I've discovered something perhaps you guys can explain it better or shed some light.
It isn't specifically to do with buffer bloat but it is to do with TCP tuning.
Attached is two pictures of my upload to New York speed test server with 1 stream.
It doesn't make any difference if it is 1 stream or 8 streams, the picture and behaviour remains the same.
I am 200ms from new york so it qualifies as a fairly long (but not very fat) pipe.
The nice smooth one is with linux tcp_rmem set to '4096 32768 65535' (on the server)
The ugly bumpy one is with linux tcp_rmem set to '4096 65535 67108864' (on the server)
It actually doesn't matter what that last huge number is, once it goes much about 65k, e.g. 128k or 256k or beyond things get bumpy and ugly on the upload speed.
Now as I understand this setting, it is the tcp receive window that Linux advertises, and the last number sets the maximum size it can get to (for one TCP stream).
For users with very fast upload speeds, they do not see an ugly bumpy upload graph, it is smooth and sustained.

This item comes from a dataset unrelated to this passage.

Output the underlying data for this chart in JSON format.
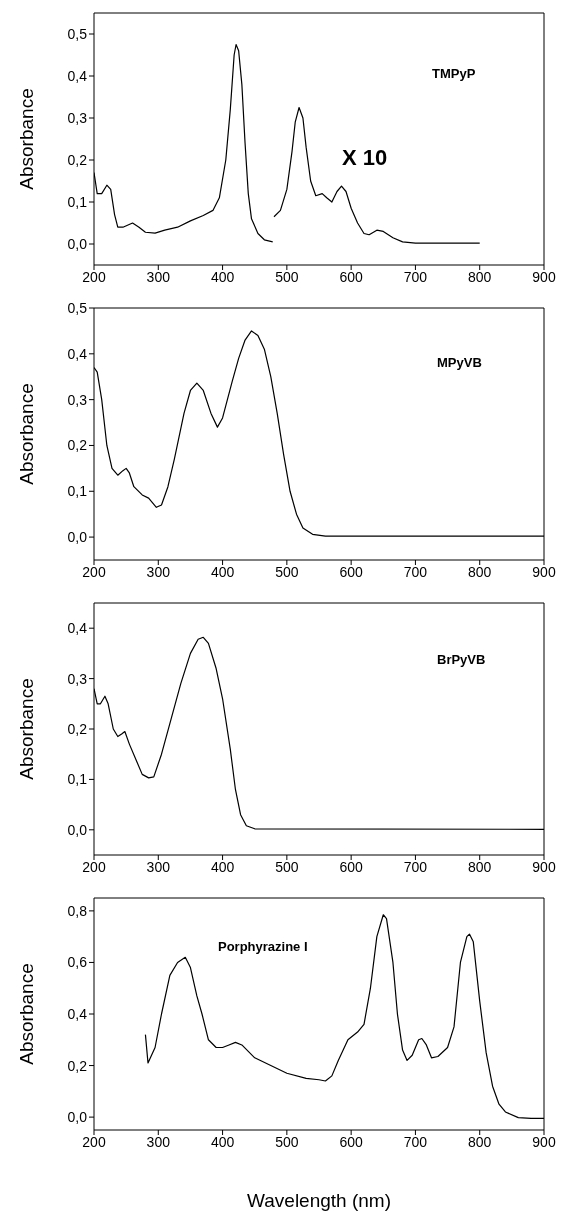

But for the majority of users (like me) with uploads less than 5 to 10mbit, we frequently see the ugly graph.
The second tcp_rmem setting is how I have been running the speed test servers.
Up to now I thought this was just the distance of the speedtest from the interface: perhaps the browser was buffering a lot, and didn't feed back progress but now I realise the bumpy one is actually being influenced by the server receive window.
I guess my question is this: Why does ALLOWING a large receive window appear to encourage problems with upload smoothness??
This implies that setting the receive window should be done on a connection by connection basis: small for slow connections, large, for high speed, long distance connections.
In addition, if I cap it to 65k, for reasons of smoothness,
that means the bandwidth delay product will keep maximum speed per upload stream quite low. So a symmetric or gigabit connection is going to need a ton of parallel streams to see full speed.
Most puzzling is why would anything special be required on the Client --> Server side of the equation
but nothing much appears wrong with the Server --> Client side, whether speeds are very low (GPRS) or very high (gigabit).
Note that also I am not yet sure if smoothness == better throughput. I have noticed upload speeds for some people often being under their claimed sync rate by 10 or 20% but I've no logs that show the bumpy graph is showing inefficiency. Maybe.
help!